REFERENCE MARKS IN THE DRAWINGS

1 refrigerator
2 outer box (outer package)
3 inner box (outer package)
4 body
5 open cell urethane foam (heat-insulating material)
8 partition
9 storage chamber
13 vacuum heat insulator
14 exterior component
15 exhaust port
16 exhaust pipe (after being sealed)
25 refrigerator door
31 oxygen gas barrier layer
32 heat welding layer
33 surface preparation layer (adhesive layer)

Claims

1. A vacuum heat insulator comprising:

an outer package having an enclosed structure; and

a core provided in the outer package,

wherein the outer package has an interior decompressed and provided with an oxygen gas barrier layer.

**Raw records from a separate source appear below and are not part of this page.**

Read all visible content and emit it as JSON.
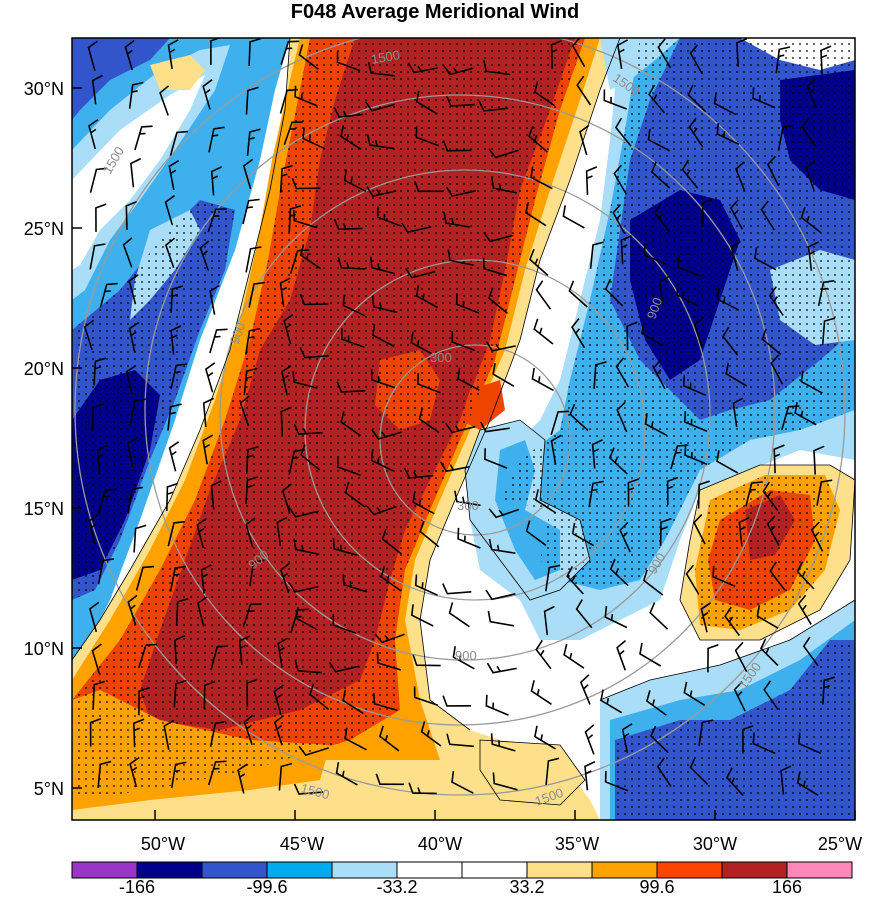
{
  "title": "F048 Average Meridional Wind",
  "y_axis_labels": [
    "30°N",
    "25°N",
    "20°N",
    "15°N",
    "10°N",
    "5°N"
  ],
  "x_axis_labels": [
    "50°W",
    "45°W",
    "40°W",
    "35°W",
    "30°W",
    "25°W"
  ],
  "contour_labels": [
    "1500",
    "1500",
    "1500",
    "900",
    "900",
    "900",
    "900",
    "300",
    "300",
    "1500",
    "1500",
    "900",
    "1500"
  ],
  "colorbar": {
    "colors": [
      "#9a35c8",
      "#00008b",
      "#3355cc",
      "#00aaee",
      "#aaddf7",
      "#ffffff",
      "#ffffff",
      "#ffe08a",
      "#ffa200",
      "#ff4400",
      "#b22222",
      "#ff88bb"
    ],
    "tick_labels": [
      "-166",
      "-99.6",
      "-33.2",
      "33.2",
      "99.6",
      "166"
    ]
  },
  "palette": {
    "dark_red": "#b22222",
    "red_orange": "#ee4400",
    "orange": "#ffa200",
    "light_yellow": "#ffe08a",
    "light_blue": "#aaddf7",
    "sky_blue": "#3fb0ee",
    "blue": "#3355cc",
    "navy": "#00008b",
    "contour_gray": "#9a9a9a"
  }
}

2. The vacuum heat insulator according to claim 1, wherein the oxygen gas barrier layer is provided as an innermost layer of the outer package.

3. The vacuum heat insulator according to claim 1, wherein the oxygen gas barrier layer is configured by a polyvinyl alcohol polymer (PVA) layer or an ethylene-vinyl alcohol copolymer (EVOH) layer.

4. The vacuum heat insulator according to claim 1, wherein the oxygen gas barrier layer is made of oxygen gas barrier resin including the PVA layer or the EVOH layer, and a composite material including an inorganic material.

5. The vacuum heat insulator according to claim 1, wherein the outer package is configured by a resin molded body.

6. The vacuum heat insulator according to claim 5, wherein the outer package includes an adhesive resin layer that has a functional group exhibiting adhesion improved by affinity with the oxygen gas barrier resin.

7. The vacuum heat insulator according to claim 1, wherein the oxygen gas barrier layer includes at least two stacked oxygen gas barrier layers.

8. The vacuum heat insulator according to claim 1, wherein the oxygen gas barrier layer is 1 μm to 50 μm in thickness.

9. The vacuum heat insulator according to claim 1, wherein the outer package includes at least one of an air absorbent or a moisture absorbent.

10. A heat-insulating container comprising the vacuum heat insulator according to claim 1.

11. A heat-insulating wall comprising the vacuum heat insulator according to claim 1.

12. A refrigerator comprising the vacuum heat insulator according to claim 1.